Отчаянный рыцарь, забудь любовь и жалость забрось в сердцах!
Царевна не стоит ни снов, ни слов – лишь нескольких грамм свинца…
Эль – прежняя и настоящая, исчезнувшая много лет назад, прорвалась сквозь время и оставила ему инструкцию…
Динамики заработали еще громче и последний раз настойчиво повторили:
«Царевна не стоит ни снов, ни слов – лишь нескольких грамм свинца…»

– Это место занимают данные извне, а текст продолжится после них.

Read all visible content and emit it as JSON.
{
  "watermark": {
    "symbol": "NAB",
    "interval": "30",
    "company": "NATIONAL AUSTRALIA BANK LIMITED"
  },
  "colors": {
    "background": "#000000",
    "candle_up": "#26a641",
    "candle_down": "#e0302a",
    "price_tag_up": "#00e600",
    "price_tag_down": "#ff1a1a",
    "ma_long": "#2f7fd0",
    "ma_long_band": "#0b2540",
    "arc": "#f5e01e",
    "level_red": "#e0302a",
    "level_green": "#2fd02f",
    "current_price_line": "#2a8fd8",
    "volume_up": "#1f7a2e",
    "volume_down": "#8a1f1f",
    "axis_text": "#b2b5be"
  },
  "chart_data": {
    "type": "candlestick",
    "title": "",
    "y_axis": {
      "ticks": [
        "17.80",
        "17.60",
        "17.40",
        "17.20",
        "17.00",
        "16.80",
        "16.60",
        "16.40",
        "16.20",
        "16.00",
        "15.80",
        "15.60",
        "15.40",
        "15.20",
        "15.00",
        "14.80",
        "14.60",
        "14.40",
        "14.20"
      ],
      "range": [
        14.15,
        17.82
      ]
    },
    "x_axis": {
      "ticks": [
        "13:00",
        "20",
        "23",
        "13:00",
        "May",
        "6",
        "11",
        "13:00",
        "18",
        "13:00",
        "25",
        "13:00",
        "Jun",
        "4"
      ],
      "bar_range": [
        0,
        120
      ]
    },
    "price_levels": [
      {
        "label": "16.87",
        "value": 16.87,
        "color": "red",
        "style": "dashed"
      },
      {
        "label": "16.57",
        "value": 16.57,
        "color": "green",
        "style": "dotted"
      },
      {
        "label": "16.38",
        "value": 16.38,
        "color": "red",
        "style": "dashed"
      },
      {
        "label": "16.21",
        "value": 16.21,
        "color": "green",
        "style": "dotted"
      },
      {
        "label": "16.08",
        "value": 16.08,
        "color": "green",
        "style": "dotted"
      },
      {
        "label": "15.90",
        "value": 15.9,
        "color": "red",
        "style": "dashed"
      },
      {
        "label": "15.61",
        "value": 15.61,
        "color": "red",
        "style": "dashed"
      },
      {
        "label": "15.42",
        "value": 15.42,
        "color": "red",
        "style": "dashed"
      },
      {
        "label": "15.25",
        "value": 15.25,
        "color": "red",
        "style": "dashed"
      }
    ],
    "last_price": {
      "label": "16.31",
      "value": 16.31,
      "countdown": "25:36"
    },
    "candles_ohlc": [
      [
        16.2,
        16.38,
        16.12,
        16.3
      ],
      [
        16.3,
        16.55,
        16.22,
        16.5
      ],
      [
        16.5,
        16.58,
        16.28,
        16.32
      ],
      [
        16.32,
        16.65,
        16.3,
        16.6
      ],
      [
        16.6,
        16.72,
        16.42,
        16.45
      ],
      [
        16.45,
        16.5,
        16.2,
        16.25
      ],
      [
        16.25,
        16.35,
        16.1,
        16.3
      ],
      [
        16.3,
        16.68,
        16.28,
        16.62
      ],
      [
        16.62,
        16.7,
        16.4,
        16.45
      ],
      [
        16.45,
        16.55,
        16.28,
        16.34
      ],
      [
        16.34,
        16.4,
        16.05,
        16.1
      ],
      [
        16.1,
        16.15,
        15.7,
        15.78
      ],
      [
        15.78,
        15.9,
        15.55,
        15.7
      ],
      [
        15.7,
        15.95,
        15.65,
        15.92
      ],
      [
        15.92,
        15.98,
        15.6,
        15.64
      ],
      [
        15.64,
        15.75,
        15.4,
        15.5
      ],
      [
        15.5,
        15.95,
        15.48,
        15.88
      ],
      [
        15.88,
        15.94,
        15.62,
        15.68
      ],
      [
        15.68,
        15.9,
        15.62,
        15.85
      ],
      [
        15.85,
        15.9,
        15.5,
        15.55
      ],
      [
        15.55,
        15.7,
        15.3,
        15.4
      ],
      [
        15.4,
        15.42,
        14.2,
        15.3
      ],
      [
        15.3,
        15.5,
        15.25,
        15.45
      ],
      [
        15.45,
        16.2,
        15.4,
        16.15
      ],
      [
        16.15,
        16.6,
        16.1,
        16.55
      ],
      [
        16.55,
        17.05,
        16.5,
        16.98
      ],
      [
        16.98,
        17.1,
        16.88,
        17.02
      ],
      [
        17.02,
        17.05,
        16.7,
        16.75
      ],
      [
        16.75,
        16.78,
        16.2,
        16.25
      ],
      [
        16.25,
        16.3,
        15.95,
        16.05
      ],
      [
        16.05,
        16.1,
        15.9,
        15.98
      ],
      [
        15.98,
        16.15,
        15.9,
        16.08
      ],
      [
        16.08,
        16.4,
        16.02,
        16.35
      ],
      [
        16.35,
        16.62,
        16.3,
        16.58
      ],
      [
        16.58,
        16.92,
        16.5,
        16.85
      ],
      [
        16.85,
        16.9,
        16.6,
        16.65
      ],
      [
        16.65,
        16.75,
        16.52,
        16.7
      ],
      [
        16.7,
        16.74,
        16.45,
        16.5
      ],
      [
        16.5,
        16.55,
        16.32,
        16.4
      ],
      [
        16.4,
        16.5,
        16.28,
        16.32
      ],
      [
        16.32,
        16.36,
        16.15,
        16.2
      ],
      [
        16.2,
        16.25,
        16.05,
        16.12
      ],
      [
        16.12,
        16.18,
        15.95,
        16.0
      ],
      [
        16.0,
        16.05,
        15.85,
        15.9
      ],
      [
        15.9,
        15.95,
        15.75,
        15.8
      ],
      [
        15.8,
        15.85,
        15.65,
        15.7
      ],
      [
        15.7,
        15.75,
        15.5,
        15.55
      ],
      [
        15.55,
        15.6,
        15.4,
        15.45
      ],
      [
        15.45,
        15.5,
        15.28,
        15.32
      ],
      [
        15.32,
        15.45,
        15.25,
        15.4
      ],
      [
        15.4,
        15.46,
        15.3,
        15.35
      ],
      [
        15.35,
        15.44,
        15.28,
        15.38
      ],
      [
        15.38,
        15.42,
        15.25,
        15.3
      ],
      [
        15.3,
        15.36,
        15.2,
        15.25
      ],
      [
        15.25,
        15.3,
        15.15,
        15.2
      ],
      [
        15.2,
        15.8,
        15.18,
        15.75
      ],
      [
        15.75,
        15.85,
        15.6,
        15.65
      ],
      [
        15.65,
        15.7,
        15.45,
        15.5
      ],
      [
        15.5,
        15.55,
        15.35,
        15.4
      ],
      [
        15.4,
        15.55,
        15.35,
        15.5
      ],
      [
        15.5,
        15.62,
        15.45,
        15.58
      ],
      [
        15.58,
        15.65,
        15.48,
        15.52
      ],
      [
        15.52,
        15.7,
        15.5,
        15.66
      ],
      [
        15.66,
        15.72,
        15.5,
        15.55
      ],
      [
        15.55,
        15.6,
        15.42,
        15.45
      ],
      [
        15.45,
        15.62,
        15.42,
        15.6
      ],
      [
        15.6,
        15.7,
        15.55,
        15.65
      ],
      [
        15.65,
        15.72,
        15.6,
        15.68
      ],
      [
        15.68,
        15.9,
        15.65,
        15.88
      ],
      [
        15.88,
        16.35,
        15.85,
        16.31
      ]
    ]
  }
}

Когда все звуки умерли в тишине, Ник тяжело поднялся на ослабших, почти не слушающихся его ногах и неверной походкой побрел вглубь Обители. Его ждала Спящая Царевна…
От автора
Здравствуйте, зовут меня Андрей Гребенщиков, родился я в городе Свердловске в последней четверти прошлого века. Преданные читатели серии «Вселенная Метро 2033» знают меня по книгам «Ниже ада», «Изнанка мира» и по сборнику «Последнее убежище». С удовольствием представляю вашему вниманию мой новый роман «Обитель снов».
Заканчивая работу над совместным проектом «Вселенная Метро 2033: Изнанка мира», я услышал от лидера проекта Элоны Демидовой такую фразу: «как тяжело, оказывается, написать книгу…» Обычные слова, констатирующие всем хорошо известный факт, однако запомнились они надолго, и я частенько их вспоминал, когда писал «Обитель снов».
Что особенного в этой прописной, в общем-то, истине?
Смотря на чужое творчество со стороны, я считал безумно сложным занятием подбирать красивые, правильные слова и конструировать из них предложения, абзацы, главы, наконец, целые книги. Выдумать сюжет элементарно, только включи ненадолго фантазию, проблематичнее придать идее литературную форму, перенести абстракцию, живущую в твоей голове, на бумагу. Так я (наивный!) искренне полагал. И укрепился в своем мнении, когда начал писать сам. Непослушные слова и их сочетания с садистской изощренностью измывались над неофитом – прыгали, скакали, глумились и гримасничали, никак не желая складываться во вменяемый текст, буквы цеплялись друг за друга, образуя чудовищные, нечитаемые нагромождения, знаки препинания исчезали в неизвестном направлении, реплики главных героев тонули в какофонии косноязычных и глупых фраз.